Na prática, a Ética Profissional em sua trajetória histórica, traz respostas para os conflitos éticos a partir de fórmulas pré-estabelecidas. Em outras palavras, tende a restringir a orientação moral da conduta humana ao que se pode ou não se pode fazer ou ao que se deve ou que não se deve fazer. Tais orientações, fundamentam-se nos estatutos, nas leis, ou mesmo nos mandamentos éticos normativos das corporações profissionais.
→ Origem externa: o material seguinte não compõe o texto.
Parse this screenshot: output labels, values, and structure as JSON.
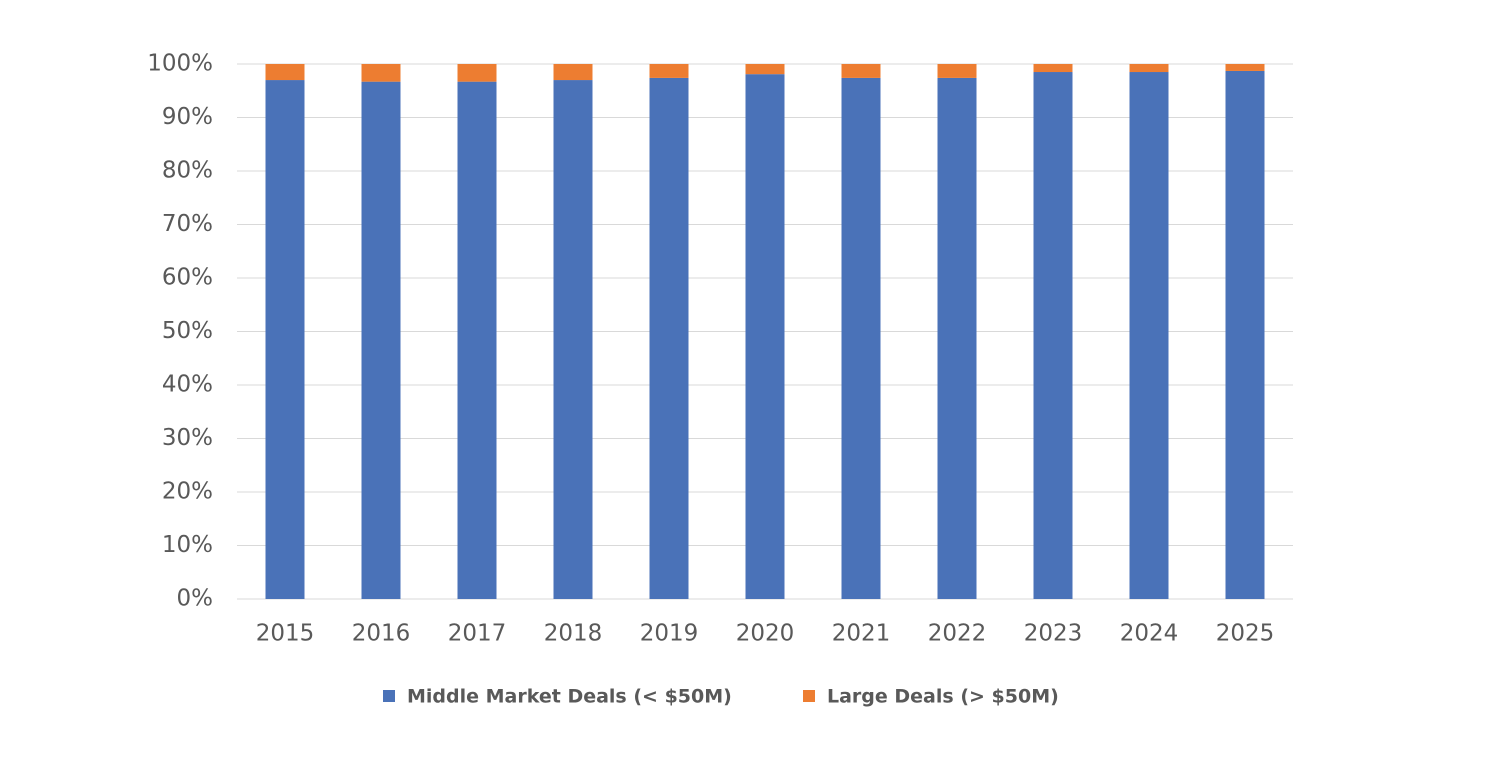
{
  "chart_data": {
    "type": "stacked_bar",
    "categories": [
      "2015",
      "2016",
      "2017",
      "2018",
      "2019",
      "2020",
      "2021",
      "2022",
      "2023",
      "2024",
      "2025"
    ],
    "series": [
      {
        "name": "Middle Market Deals (< $50M)",
        "color": "#4a72b8",
        "values": [
          97.0,
          96.7,
          96.7,
          97.0,
          97.4,
          98.1,
          97.4,
          97.4,
          98.5,
          98.5,
          98.7
        ]
      },
      {
        "name": "Large Deals (> $50M)",
        "color": "#ed7d31",
        "values": [
          3.0,
          3.3,
          3.3,
          3.0,
          2.6,
          1.9,
          2.6,
          2.6,
          1.5,
          1.5,
          1.3
        ]
      }
    ],
    "ylim": [
      0,
      100
    ],
    "yticks": [
      {
        "value": 0,
        "label": "0%"
      },
      {
        "value": 10,
        "label": "10%"
      },
      {
        "value": 20,
        "label": "20%"
      },
      {
        "value": 30,
        "label": "30%"
      },
      {
        "value": 40,
        "label": "40%"
      },
      {
        "value": 50,
        "label": "50%"
      },
      {
        "value": 60,
        "label": "60%"
      },
      {
        "value": 70,
        "label": "70%"
      },
      {
        "value": 80,
        "label": "80%"
      },
      {
        "value": 90,
        "label": "90%"
      },
      {
        "value": 100,
        "label": "100%"
      }
    ],
    "grid": true,
    "legend": "bottom"
  }
}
Assim, a Ética Profissional está pautada em proibições, vetos, limitações ou simplesmente normatização114.

Pela tradição do ensino da ética, na “maioria dos cursos da área da saúde, ainda prevalece o modelo de ensino de Bioética conduzido pela disciplina de Deontologia, na qual a matéria é apresentada como um elenco de normas legais estatuídas para dar respaldo moral às tomadas de decisões profissionais.”115 No mesmo sentido, salienta Drumond que “até o presente, alguns dos princípios norteadores da conduta ética no campo da saúde fundamenta-se na tradição deontológica.”116 Por isso,

muitas disciplinas, apesar de receber o título de “bioética” os conteúdos temáticos ainda são estruturados a partir de preceitos, mandamentos e normas de natureza deontológicas.

Sem a pretenção de retomar a discussão sobre os fundamentos da Ética Tradicional, uma vez que esse tema já foi amplamente abordado nos capítulos iniciais, um outro aspecto a ser lembrado refere-se ao fato de que a corrente principialista teve origem nos deveres prima facie a partir da teoria do eticista inglês David Ross. Tais abordagens despertaram as atenções do filósofo Tom Beauchamp e do teólogo James Childress. Foi a partir daí que eles iniciaram seus estudos. De modo que, desde os princípios éticos apresentados pelo Relatório Belmont até a sistematização dos princípios prima facie no livro Princípios de ética biomédica, o enfoque deontológico está presente no dia-a-dia da vida profissional.

Talvez esteja nesse aspecto histórico o grande ponto de encontro entre Ética de inspiração deontológica e a Bioética. Conforme pondera Anjos:

Existe na bioética brasileira um interessante ponto de encontro entre a ética normativa e a ética aplicada (bioética), por meio das deontologias profissionais. De mais longa data, elas antecedem o surgimento da

bioética e se fazem nela presentes, de vários modos117.

São esses os elos que às vezes levam a se identificar a Bioética, especialmente na área da medicina, como renovação da Ética deontológica, chegando-se até mesmo reduzir a Bioética à Ética Médica ou, pelo menos, criar expectativas de que a Bioética tenha uma convergência e desfecho para as regras de condutas117.

Como lembra Anjos117, a Bioética surgiu justamente da crise da Ética normativa,

ou seja, diante da falência de valores universais para regrarem as condutas humanas, sobretudo relacionada às experiências clínicas realizadas em seres humanos.